For me, though I already knew my topic "Mindset / Turning thinking into action" was way too broad and vague, the practice reminded me again how terribly huge the topic was. So I went through all the notes we had on the cards and paper, forcing myself to filter something out from it, narrowing the topic down faster.
I couldn't get too much out of the words. Fortunately, I've been taking Social Innovation Design class, which I thought would be helpful for thesis idea development; and it turns out to be true! Taught by Lyel Resner, the class invites one guest speaker every week, sharing experience and thoughts from their projects and life. The talks guide me to think about, or sometimes answer, my questions. Amazing.
The day after last week's thesis class, the guest speaker in Social Innovation Design was Laura Wedinman Powers, Co-Founder of Code2040, Head of Impact of Echoing Green, and Entrepreneur-in-Residence of NMV. In her talk, she talked about her choice to work in these organizations, which all share the same mission to make positive impacts by helping and investing in possible game-changers.
She claimed this as an approach to make SYSTEM CHANGE, instead of DIRECT SERICE, which could be delivering food or doctoring in poor areas.
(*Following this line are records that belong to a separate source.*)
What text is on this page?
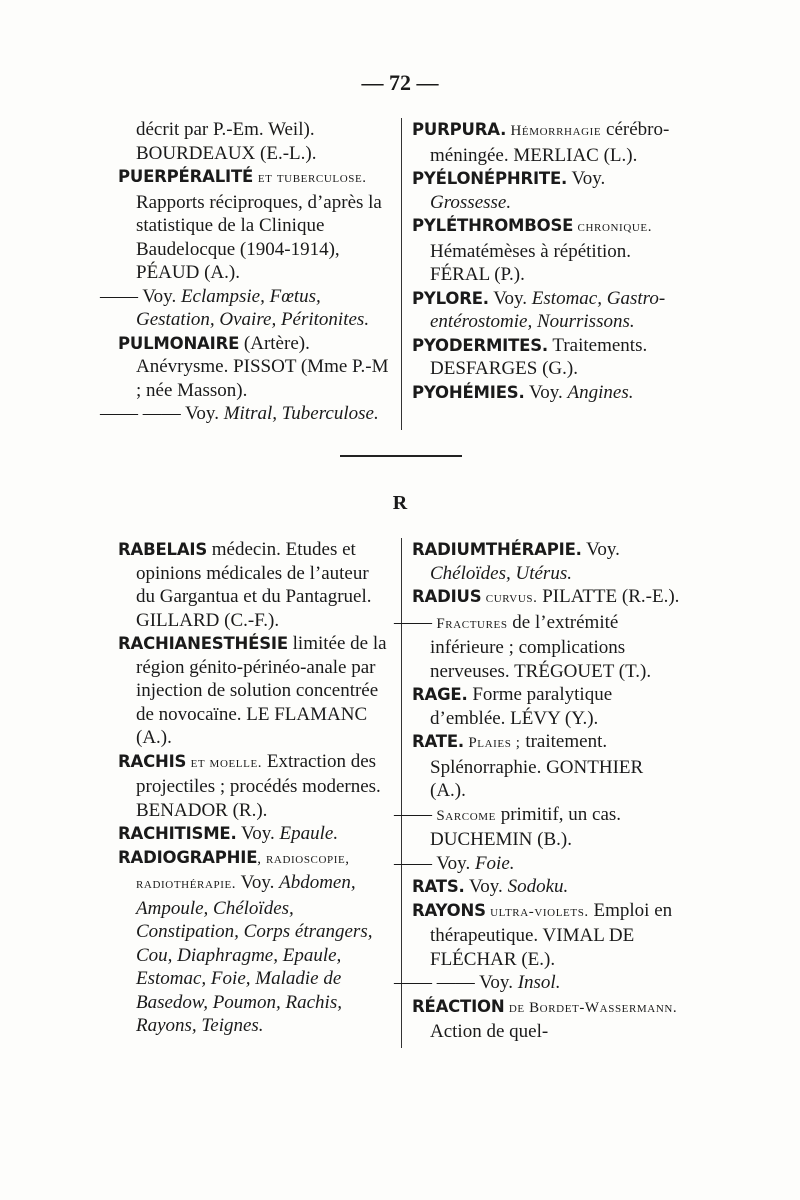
— 72 —

décrit par P.-Em. Weil). BOURDEAUX (E.-L.).

PUERPÉRALITÉ et tuberculose. Rapports réciproques, d’après la statistique de la Clinique Baudelocque (1904-1914), PÉAUD (A.).

—— Voy. Eclampsie, Fœtus, Gestation, Ovaire, Péritonites.

PULMONAIRE (Artère). Anévrysme. PISSOT (Mme P.-M ; née Masson).

—— —— Voy. Mitral, Tuberculose.

PURPURA. Hémorrhagie cérébro-méningée. MERLIAC (L.).

PYÉLONÉPHRITE. Voy. Grossesse.

PYLÉTHROMBOSE chronique. Hématémèses à répétition. FÉRAL (P.).

PYLORE. Voy. Estomac, Gastro-entérostomie, Nourrissons.

PYODERMITES. Traitements. DESFARGES (G.).

PYOHÉMIES. Voy. Angines.

R

RABELAIS médecin. Etudes et opinions médicales de l’auteur du Gargantua et du Pantagruel. GILLARD (C.-F.).

RACHIANESTHÉSIE limitée de la région génito-périnéo-anale par injection de solution concentrée de novocaïne. LE FLAMANC (A.).

RACHIS et moelle. Extraction des projectiles ; procédés modernes. BENADOR (R.).

RACHITISME. Voy. Epaule.

RADIOGRAPHIE, radioscopie, radiothérapie. Voy. Abdomen, Ampoule, Chéloïdes, Constipation, Corps étrangers, Cou, Diaphragme, Epaule, Estomac, Foie, Maladie de Basedow, Poumon, Rachis, Rayons, Teignes.

RADIUMTHÉRAPIE. Voy. Chéloïdes, Utérus.

RADIUS curvus. PILATTE (R.-E.).

—— Fractures de l’extrémité inférieure ; complications nerveuses. TRÉGOUET (T.).

RAGE. Forme paralytique d’emblée. LÉVY (Y.).

RATE. Plaies ; traitement. Splénorraphie. GONTHIER (A.).

—— Sarcome primitif, un cas. DUCHEMIN (B.).

—— Voy. Foie.

RATS. Voy. Sodoku.

RAYONS ultra-violets. Emploi en thérapeutique. VIMAL DE FLÉCHAR (E.).

—— —— Voy. Insol.

RÉACTION de Bordet-Wassermann. Action de quel-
It's not that direct service is not important or useless, but making system change is what she wants to do.
And this is what I've always been thinking about as well. I didn't coin the term as system change, but this is what "Mindset / Turning thinking into action" in my head is.
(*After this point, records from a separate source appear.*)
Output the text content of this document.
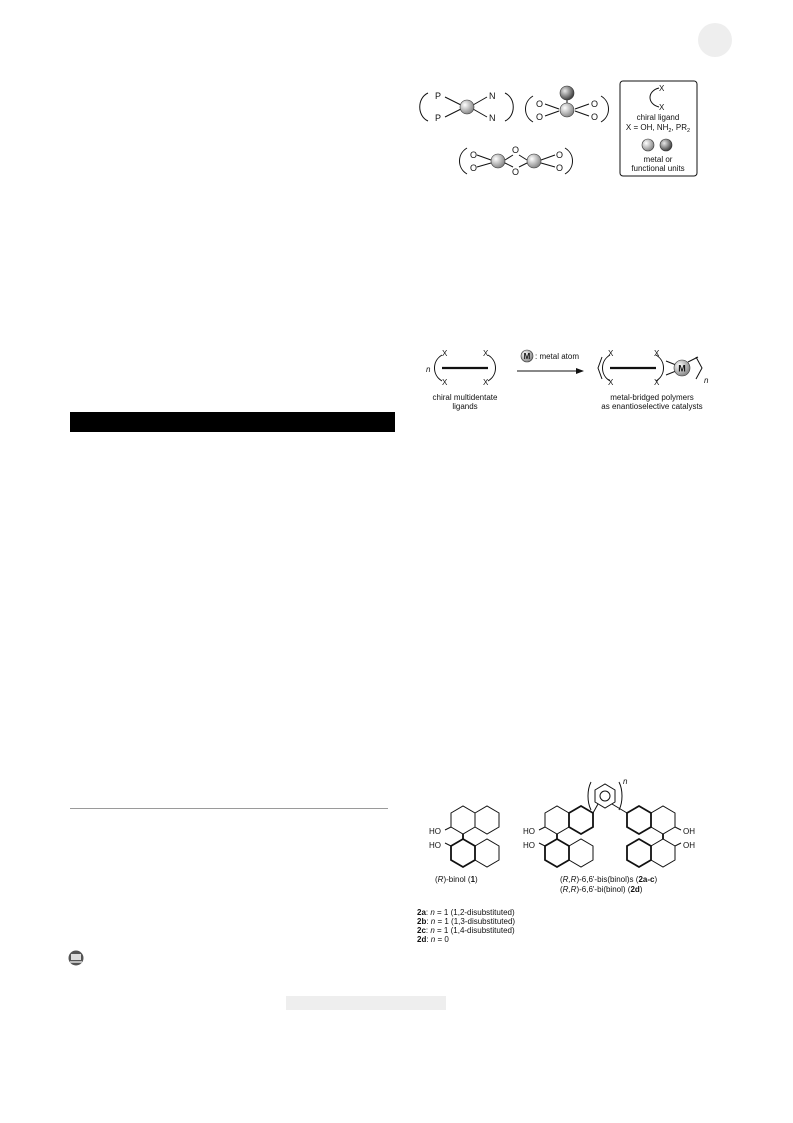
P
P
N
N
O
O
O
O
O
O
O
O
O
O
X
X
chiral ligand
X = OH, $NH_2$, $PR_2$
metal or
functional units
M : metal atom
M
n
n
X
X
X
X
X
X
X
X
chiral multidentate
ligands
metal-bridged polymers
as enantioselective catalysts
HO
HO
HO
HO
OH
OH
n
(R)-binol (1)	(R,R)-6,6'-bis(binol)s (2a-c)
(R,R)-6,6'-bi(binol) (2d)
2a: n = 1 (1,2-disubstituted)
2b: n = 1 (1,3-disubstituted)
2c: n = 1 (1,4-disubstituted)
2d: n = 0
Based on the mind map and the epiphanic knowing of system change, I drew a mind map again. This one helped me to narrow my topic down, brining me two possible rough ideas to work on.
People with different opinions might fail to understand each other, because of a lack of communication. Most of the time, if we had chance to talk with people on the other side, even it didn't change our belief, we understand and respect others.
But building an app to have this kind of conversation for generic groups of people is impossible. It will turn out to be a dating app, or a total disaster in general.
So I want the target users of this app to have two traits. First, the ones in my echo chamber (there should be a better way to describe this). Because I'm not capable of talking to people on the other extreme side of the spectrum, but the ones sitting around the center point of which. Secondly, the ones with sincere motivation to understand others. This app shouldn't be another Facebook, Twitter or Tinder, filled with violence and unhealthy conflicts. So a high bar should be set, allowing only ones with good intention.
Technically, I have no idea how to achieve this yet. But it's an option.
Yes, another platform to teach code. I know.
This one is targeted at graphic designers, which is a group of people (at least the ones I know) that cares a lot about the social and environmental issues. But most of the time, graphic designers are standing at a more passive position, using power of visual language to make impacts as a protest happens, or dependent on client's requirement.
My motivation to learn coding as a graphic designer was moving to a more active position, and I believe a lot of graphic designers here in ITP shared the same motivation. Learning to code provides me ability to create works with higher broadcasting efficiency, such as websites, apps or interactive data visualizations. But more importantly, knowledge of programming makes me standing at an more active position to understand techs in life, enabling me to be more critical and aware of impacts of which.
In the following week, I'll research and think more about these two topics. Ideally to have a list of advantages, difficulties and questions for making a final choice of topic in future weeks.